Il nous faut soutenir les consommateurs urbains pauvres par le biais de systèmes de sécurité sociale, des programmes de nourriture contre travail ou de cash contre travail, qui puissent renforcer leur pouvoir d’achat et les aider à surmonter des périodes de prix élevés.

Ces deux groupes ont le droit d’être protégés de la volatilité des prix internationaux ; les interventions publiques, qu’elles prennent la forme de la constitution de stocks alimentaires, achats publics ou distribution d’un côté, ou la forme d’une meilleure protection des producteurs locaux face au dumping de produits agricoles importés, de l’autre, devraient permettre de mieux isoler les évolutions des marchés domestiques de l’imprévisibilité et souvent, l’irrationalité des marchés mondiaux.

La violation quotidienne et massive du droit à l’alimentation trouve sa source dans un mode de production dont les limites sont devenues claires, et non pas dans une insuffisance de l’offre alimentaire. Un nouveau système doit être mis en place, sur les ruines de l’ancien.

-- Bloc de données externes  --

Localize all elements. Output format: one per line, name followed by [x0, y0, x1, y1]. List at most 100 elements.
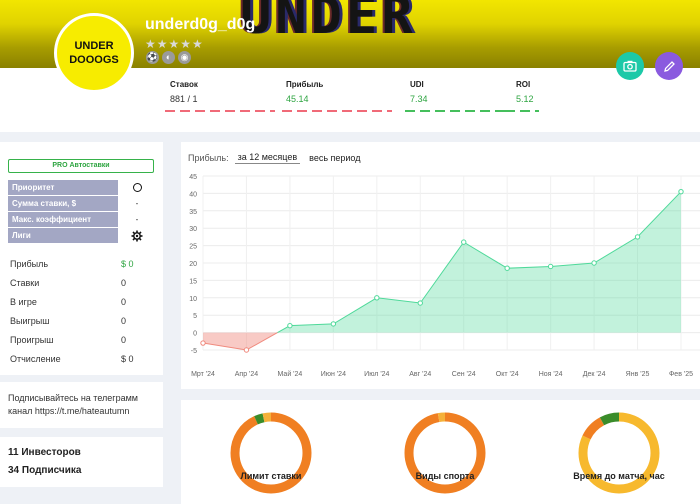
stat-value: 45.14 [286, 94, 309, 104]
profit-chart-panel: Прибыль: за 12 месяцев весь период -5 0 5 1… [181, 142, 700, 389]
setting-priority[interactable]: Приоритет [8, 180, 154, 195]
data-point [547, 263, 554, 270]
auto-bet-panel: PRO Автоставки Приоритет Сумма ставки, $… [0, 142, 163, 375]
community-panel: 11 Инвесторов 34 Подписчика [0, 437, 163, 487]
donut-title: Виды спорта [415, 471, 475, 481]
metric-in-play: В игре 0 [10, 297, 150, 307]
metric-value: $ 0 [121, 354, 134, 364]
metric-value: 0 [121, 278, 127, 288]
metric-label: Отчисление [10, 354, 61, 364]
x-tick-label: Дек '24 [583, 371, 606, 378]
x-tick-label: Ноя '24 [539, 371, 563, 378]
y-tick-label: 5 [193, 313, 197, 320]
donut-sports[interactable]: Виды спорта [400, 408, 490, 503]
metric-value: 0 [121, 297, 127, 307]
data-point [634, 234, 641, 240]
y-tick-label: 40 [189, 191, 197, 198]
stat-label: Прибыль [286, 80, 324, 89]
pencil-icon [663, 60, 675, 72]
donut-stake-limit[interactable]: Лимит ставки [226, 408, 316, 503]
donut-time-to-match[interactable]: Время до матча, час [573, 408, 665, 503]
data-point [243, 347, 250, 353]
y-tick-label: 10 [189, 296, 197, 303]
stat-bets-indicator [165, 110, 275, 112]
y-tick-label: 45 [189, 174, 197, 181]
username: underd0g_d0g [145, 16, 256, 33]
stat-roi-indicator [505, 110, 539, 112]
x-tick-label: Май '24 [278, 370, 303, 378]
x-tick-label: Авг '24 [409, 371, 431, 378]
sports-donut [404, 412, 486, 494]
stat-value: 5.12 [516, 94, 534, 104]
leagues-settings-button[interactable] [120, 228, 154, 243]
chart-filters: Прибыль: за 12 месяцев весь период [188, 151, 364, 164]
setting-label: Приоритет [8, 180, 118, 195]
data-point [330, 321, 337, 327]
metric-label: В игре [10, 297, 37, 307]
stat-label: ROI [516, 80, 531, 89]
y-tick-label: 0 [193, 331, 197, 338]
subscribers-count[interactable]: 34 Подписчика [8, 465, 81, 476]
y-tick-label: 20 [189, 261, 197, 268]
filter-all-time[interactable]: весь период [306, 152, 363, 164]
data-point [678, 188, 684, 195]
telegram-panel: Подписывайтесь на телеграмм канал https:… [0, 382, 163, 428]
data-point [287, 322, 293, 329]
x-tick-label: Фев '25 [669, 371, 693, 378]
metric-label: Проигрыш [10, 335, 54, 345]
y-tick-label: 35 [189, 209, 197, 216]
stat-bets: Ставок 881 / 1 [170, 80, 270, 104]
stat-profit: Прибыль 45.14 [286, 80, 386, 104]
time-to-match-donut [578, 412, 660, 494]
x-tick-label: Мрт '24 [191, 371, 215, 378]
x-tick-label: Июн '24 [321, 371, 346, 378]
y-tick-label: -5 [191, 348, 197, 355]
gear-icon [131, 230, 143, 242]
priority-radio[interactable] [120, 180, 154, 195]
setting-value: - [135, 199, 139, 208]
investors-count[interactable]: 11 Инвесторов [8, 447, 81, 458]
stat-roi: ROI 5.12 [516, 80, 616, 104]
donut-title: Время до матча, час [573, 471, 665, 481]
setting-stake[interactable]: Сумма ставки, $ - [8, 196, 154, 211]
soccer-ball-icon: ⚽ [146, 51, 159, 64]
metric-bets: Ставки 0 [10, 278, 150, 288]
y-tick-label: 15 [189, 278, 197, 285]
setting-label: Макс. коэффициент [8, 212, 118, 227]
profit-chart: -5 0 5 10 15 20 25 30 35 40 45 Мрт '24 Апр '24 Май '2… [189, 174, 700, 378]
stat-profit-indicator [282, 110, 392, 112]
metric-label: Выигрыш [10, 316, 50, 326]
negative-area [203, 332, 278, 350]
x-tick-label: Окт '24 [496, 371, 519, 378]
setting-label: Сумма ставки, $ [8, 196, 118, 211]
setting-label: Лиги [8, 228, 118, 243]
stat-value: 7.34 [410, 94, 428, 104]
data-point [200, 340, 206, 346]
avatar[interactable]: UNDER DOOOGS [54, 13, 134, 93]
distribution-panel: Лимит ставки Виды спорта Время до матча,… [181, 400, 700, 504]
radio-circle-icon [132, 183, 142, 193]
filter-12-months[interactable]: за 12 месяцев [234, 151, 301, 164]
setting-leagues[interactable]: Лиги [8, 228, 154, 243]
edit-button[interactable] [655, 52, 683, 80]
metric-label: Ставки [10, 278, 40, 288]
pro-autobet-button[interactable]: PRO Автоставки [8, 159, 154, 173]
stat-label: UDI [410, 80, 424, 89]
avatar-text-line1: UNDER [74, 40, 114, 52]
metric-fee: Отчисление $ 0 [10, 354, 150, 364]
avatar-text-line2: DOOOGS [69, 54, 119, 66]
target-icon: ◉ [178, 51, 191, 64]
donut-title: Лимит ставки [240, 471, 302, 481]
photo-button[interactable] [616, 52, 644, 80]
positive-area [277, 191, 681, 333]
stat-label: Ставок [170, 80, 198, 89]
metric-value: 0 [121, 335, 127, 345]
metric-profit: Прибыль $ 0 [10, 259, 150, 269]
sport-icons: ⚽ ◐ ◉ [146, 51, 191, 64]
data-point [417, 300, 423, 306]
setting-value: - [135, 215, 139, 224]
half-moon-icon: ◐ [162, 51, 175, 64]
setting-max-odds[interactable]: Макс. коэффициент - [8, 212, 154, 227]
stat-udi-indicator [405, 110, 515, 112]
metric-label: Прибыль [10, 259, 49, 269]
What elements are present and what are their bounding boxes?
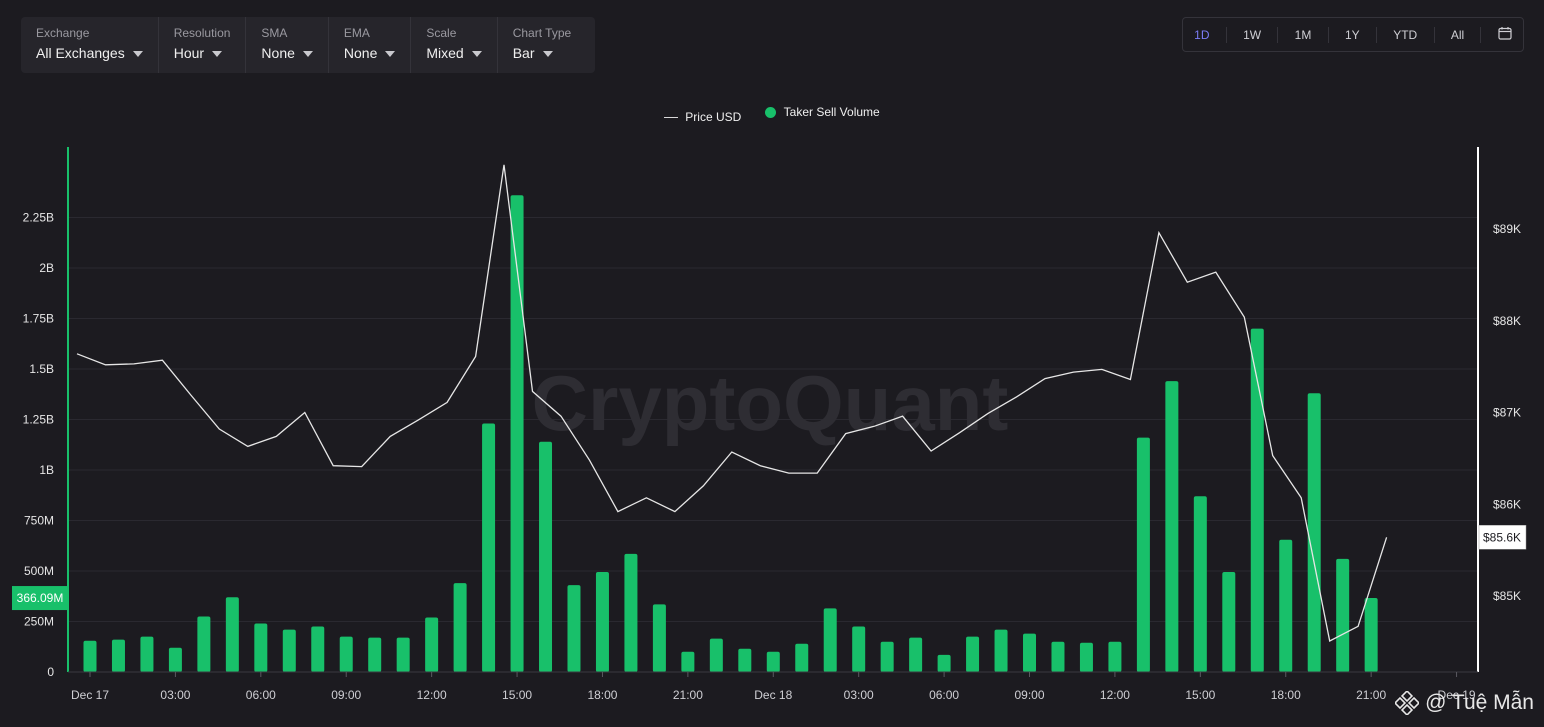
y-right-tick-label: $86K <box>1493 497 1521 511</box>
volume-bar <box>624 553 638 672</box>
volume-bar <box>168 647 182 672</box>
volume-bar <box>681 651 695 672</box>
current-price-label: $85.6K <box>1483 530 1521 544</box>
volume-bar <box>1108 641 1122 672</box>
volume-bar <box>766 651 780 672</box>
y-left-tick-label: 750M <box>24 514 54 528</box>
volume-bar <box>709 638 723 672</box>
x-tick-label: 06:00 <box>929 688 959 702</box>
volume-bar <box>254 623 268 672</box>
volume-bar <box>1136 437 1150 672</box>
y-left-tick-label: 1B <box>39 463 54 477</box>
y-right-tick-label: $89K <box>1493 222 1521 236</box>
volume-bar <box>282 629 296 672</box>
current-volume-label: 366.09M <box>17 591 64 605</box>
volume-bar <box>652 604 666 672</box>
y-right-tick-label: $85K <box>1493 589 1521 603</box>
credit-watermark: @ Tuệ Mẫn <box>1395 691 1534 715</box>
x-tick-label: 12:00 <box>417 688 447 702</box>
y-right-tick-label: $87K <box>1493 406 1521 420</box>
volume-bar <box>482 423 496 672</box>
volume-bar <box>83 640 97 672</box>
chart-canvas: CryptoQuant 0 250M 500M 750M 1B 1.25B 1.5B 1.75… <box>12 147 1527 702</box>
volume-bar <box>738 648 752 672</box>
volume-bar <box>368 637 382 672</box>
x-tick-label: Dec 18 <box>754 688 792 702</box>
diamond-logo-icon <box>1395 691 1420 715</box>
volume-bar <box>539 441 553 672</box>
volume-bar <box>1023 633 1037 672</box>
volume-bar <box>966 636 980 672</box>
volume-bar <box>852 626 866 672</box>
volume-bar <box>937 654 951 672</box>
volume-bar <box>140 636 154 672</box>
volume-bar <box>1222 572 1236 672</box>
watermark: CryptoQuant <box>532 359 1009 447</box>
volume-bar <box>567 585 581 672</box>
y-left-tick-label: 1.5B <box>29 362 54 376</box>
volume-bar <box>1307 393 1321 672</box>
y-left-tick-label: 0 <box>47 665 54 679</box>
volume-bar <box>311 626 325 672</box>
y-right-tick-label: $88K <box>1493 314 1521 328</box>
y-left-tick-label: 500M <box>24 564 54 578</box>
volume-bar <box>1051 641 1065 672</box>
volume-bar <box>1079 642 1093 672</box>
x-tick-label: 09:00 <box>1014 688 1044 702</box>
x-tick-label: 03:00 <box>844 688 874 702</box>
y-left-tick-label: 2B <box>39 261 54 275</box>
x-tick-label: 15:00 <box>502 688 532 702</box>
volume-bar <box>1165 381 1179 672</box>
volume-bar <box>1193 496 1207 672</box>
x-tick-label: 12:00 <box>1100 688 1130 702</box>
x-tick-label: Dec 17 <box>71 688 109 702</box>
volume-bar <box>823 608 837 672</box>
x-tick-label: 21:00 <box>1356 688 1386 702</box>
x-tick-label: 06:00 <box>246 688 276 702</box>
x-tick-label: 09:00 <box>331 688 361 702</box>
axis-labels: 0 250M 500M 750M 1B 1.25B 1.5B 1.75B 2B 2.25B $85K… <box>12 211 1527 702</box>
volume-bar <box>425 617 439 672</box>
x-tick-label: 15:00 <box>1185 688 1215 702</box>
volume-bar <box>795 643 809 672</box>
volume-bar <box>994 629 1008 672</box>
x-tick-label: 18:00 <box>587 688 617 702</box>
volume-bar <box>1364 598 1378 672</box>
volume-bar <box>595 572 609 672</box>
volume-bar <box>880 641 894 672</box>
x-tick-label: 03:00 <box>160 688 190 702</box>
volume-bar <box>197 616 211 672</box>
x-tick-label: 18:00 <box>1271 688 1301 702</box>
y-left-tick-label: 2.25B <box>23 211 54 225</box>
y-left-tick-label: 250M <box>24 615 54 629</box>
volume-bar <box>225 597 239 672</box>
x-tick-label: 21:00 <box>673 688 703 702</box>
y-left-tick-label: 1.25B <box>23 413 54 427</box>
volume-bar <box>1336 558 1350 672</box>
volume-bar <box>909 637 923 672</box>
volume-bar <box>396 637 410 672</box>
volume-bar <box>111 639 125 672</box>
volume-bar <box>1279 539 1293 672</box>
volume-bar <box>453 583 467 672</box>
y-left-tick-label: 1.75B <box>23 312 54 326</box>
credit-text: @ Tuệ Mẫn <box>1425 691 1534 714</box>
volume-bar <box>339 636 353 672</box>
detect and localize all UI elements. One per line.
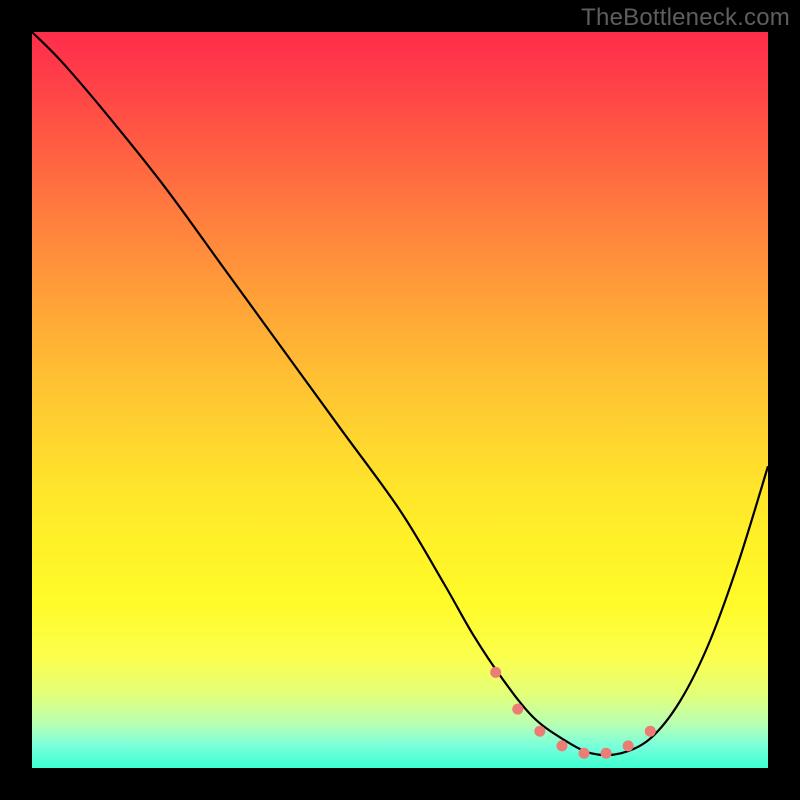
- bottleneck-curve: [32, 32, 768, 755]
- highlight-marker: [512, 704, 523, 715]
- watermark-text: TheBottleneck.com: [581, 4, 790, 32]
- highlight-marker: [534, 726, 545, 737]
- highlight-marker: [601, 748, 612, 759]
- highlight-marker: [556, 740, 567, 751]
- highlight-marker: [623, 740, 634, 751]
- highlight-marker: [645, 726, 656, 737]
- curve-svg: [32, 32, 768, 768]
- plot-area: [32, 32, 768, 768]
- chart-frame: TheBottleneck.com: [0, 0, 800, 800]
- highlight-marker: [579, 748, 590, 759]
- highlight-marker: [490, 667, 501, 678]
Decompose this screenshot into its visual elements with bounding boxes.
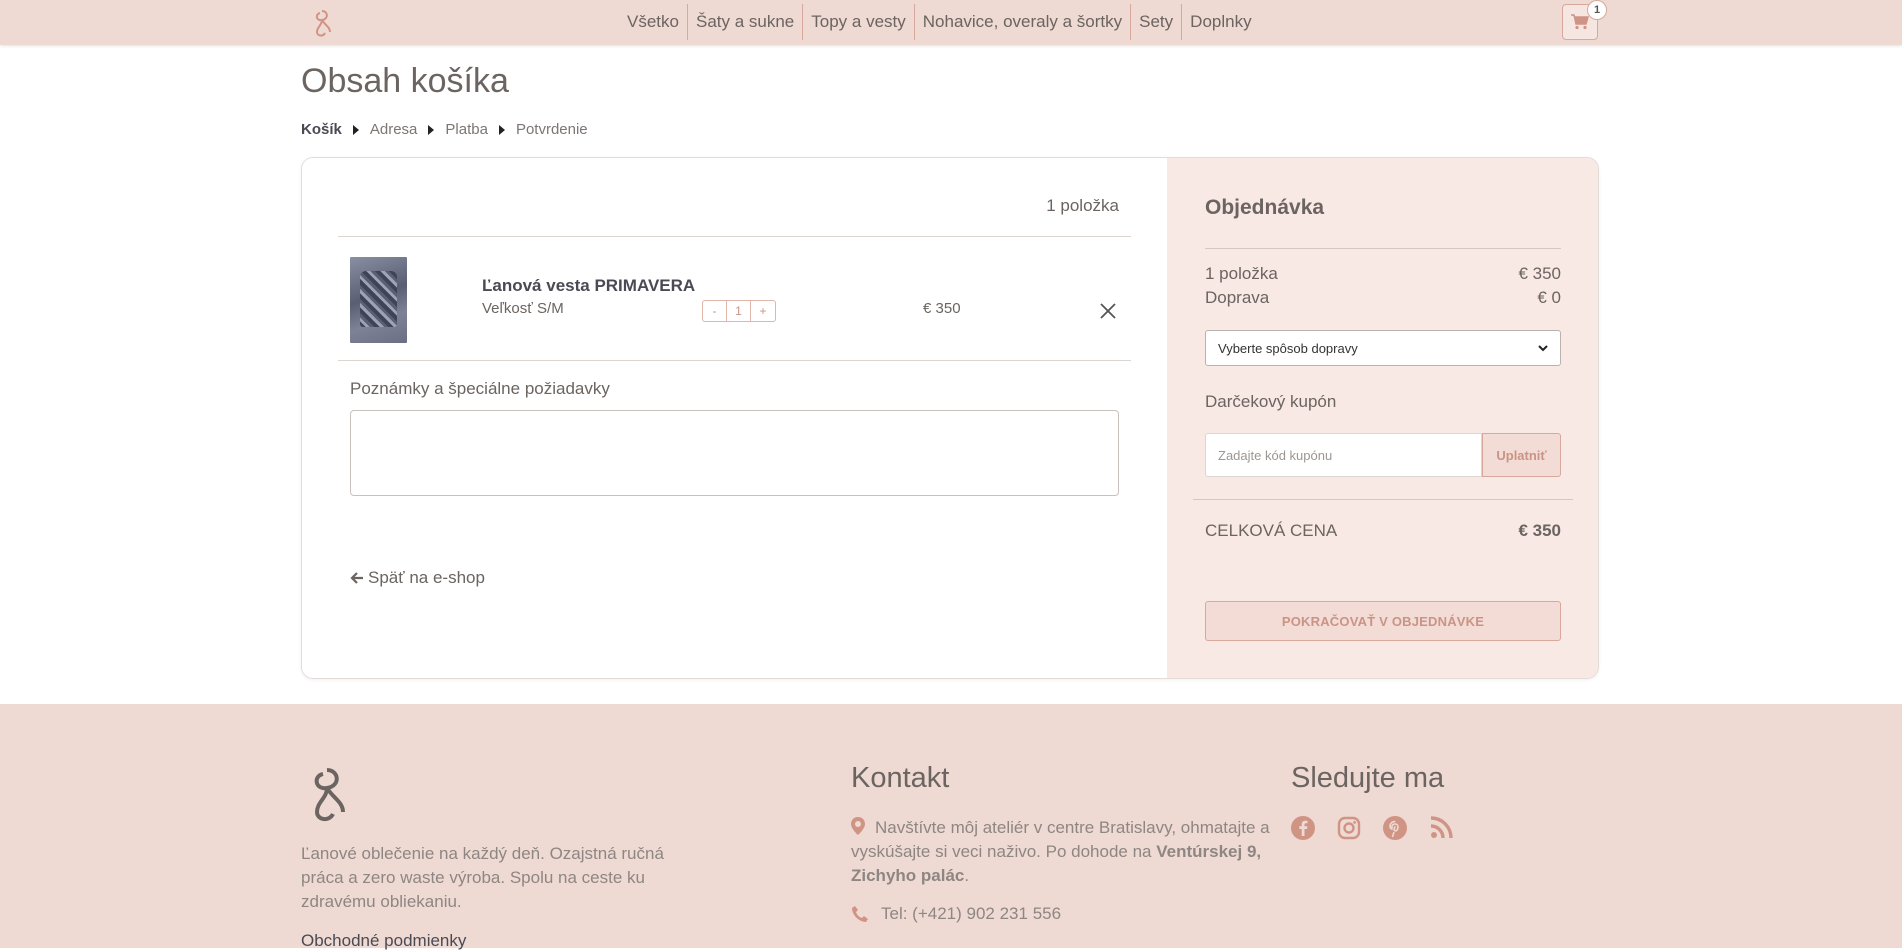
- summary-items-value: € 350: [1518, 264, 1561, 283]
- notes-label: Poznámky a špeciálne požiadavky: [350, 379, 610, 398]
- footer: Ľanové oblečenie na každý deň. Ozajstná …: [0, 704, 1902, 951]
- cart-count-badge: 1: [1587, 0, 1607, 20]
- rss-icon[interactable]: [1429, 816, 1453, 840]
- map-marker-icon: [851, 817, 865, 835]
- logo-icon[interactable]: [309, 7, 335, 39]
- facebook-icon[interactable]: [1291, 816, 1315, 840]
- contact-phone-text: Tel: (+421) 902 231 556: [881, 904, 1062, 923]
- breadcrumb-step-confirmation: Potvrdenie: [515, 121, 588, 138]
- product-name[interactable]: Ľanová vesta PRIMAVERA: [482, 276, 695, 296]
- total-row: CELKOVÁ CENA € 350: [1205, 521, 1561, 541]
- summary-items-row: 1 položka € 350: [1205, 264, 1561, 284]
- contact-phone[interactable]: Tel: (+421) 902 231 556: [851, 904, 1061, 924]
- contact-heading: Kontakt: [851, 762, 950, 794]
- summary-title: Objednávka: [1205, 196, 1325, 219]
- close-icon[interactable]: [1099, 302, 1117, 320]
- chevron-right-icon: [498, 124, 505, 135]
- breadcrumb-step-cart[interactable]: Košík: [301, 121, 342, 138]
- top-nav-bar: Všetko Šaty a sukne Topy a vesty Nohavic…: [0, 0, 1902, 45]
- nav-link-topy-a-vesty[interactable]: Topy a vesty: [803, 4, 915, 40]
- quantity-increase-button[interactable]: +: [751, 301, 775, 321]
- order-summary-panel: Objednávka 1 položka € 350 Doprava € 0 V…: [1167, 158, 1598, 678]
- breadcrumb: Košík Adresa Platba Potvrdenie: [301, 121, 588, 138]
- chevron-down-icon: [1538, 344, 1548, 351]
- summary-shipping-value: € 0: [1537, 288, 1561, 307]
- nav-link-doplnky[interactable]: Doplnky: [1182, 4, 1259, 40]
- social-links: [1291, 816, 1453, 840]
- divider: [338, 236, 1131, 237]
- nav-link-saty-a-sukne[interactable]: Šaty a sukne: [688, 4, 804, 40]
- total-value: € 350: [1518, 521, 1561, 540]
- chevron-right-icon: [352, 124, 359, 135]
- quantity-stepper: - 1 +: [702, 300, 776, 322]
- back-link-label: Späť na e-shop: [368, 568, 485, 587]
- breadcrumb-step-address: Adresa: [369, 121, 418, 138]
- summary-items-label: 1 položka: [1205, 264, 1278, 283]
- summary-shipping-row: Doprava € 0: [1205, 288, 1561, 308]
- coupon-input[interactable]: Zadajte kód kupónu: [1205, 433, 1482, 477]
- footer-description: Ľanové oblečenie na každý deň. Ozajstná …: [301, 844, 664, 911]
- chevron-right-icon: [428, 124, 435, 135]
- nav-link-vsetko[interactable]: Všetko: [619, 4, 688, 40]
- breadcrumb-step-payment: Platba: [445, 121, 488, 138]
- pinterest-icon[interactable]: [1383, 816, 1407, 840]
- total-label: CELKOVÁ CENA: [1205, 521, 1338, 540]
- coupon-label: Darčekový kupón: [1205, 392, 1337, 411]
- product-image[interactable]: [350, 257, 407, 343]
- phone-icon: [852, 906, 868, 922]
- apply-coupon-button[interactable]: Uplatniť: [1482, 433, 1561, 477]
- continue-order-button[interactable]: POKRAČOVAŤ V OBJEDNÁVKE: [1205, 601, 1561, 641]
- coupon-group: Zadajte kód kupónu Uplatniť: [1205, 433, 1561, 477]
- product-price: € 350: [923, 300, 961, 317]
- shipping-select-value: Vyberte spôsob dopravy: [1218, 340, 1358, 356]
- shipping-method-select[interactable]: Vyberte spôsob dopravy: [1205, 330, 1561, 366]
- divider: [1193, 499, 1573, 500]
- nav-link-sety[interactable]: Sety: [1131, 4, 1183, 40]
- shopping-cart-icon: [1571, 14, 1589, 30]
- cart-items-panel: 1 položka Ľanová vesta PRIMAVERA Veľkosť…: [302, 158, 1167, 678]
- quantity-decrease-button[interactable]: -: [703, 301, 727, 321]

Le droit à l’alimentation devrait nous servir de boussole et nous guider dans cette entreprise.
Ceci car le droit à l’alimentation requiert une coordination des initiatives aux niveaux international et national. Et parce que les implications institutionnelles de sa reconnaissance, en tant que droit de l’Homme inscrit en droit international, peut offrir une contribution décisive à la lutte contre la faim, en favorisant la mise en place de mécanismes de recours contre les gouvernements ne s’acquittant pas de leurs obligations, en renforçant les droits de ceux qui travaillent la terre ou les droits des femmes à avoir un accès égal aux ressources productives, ou en affirmant les responsabilités des transnationales au regard du droit à l’alimentation.

Défendre le droit à l’alimentation aujourd'hui, c’est faire qu’il devienne réalité demain.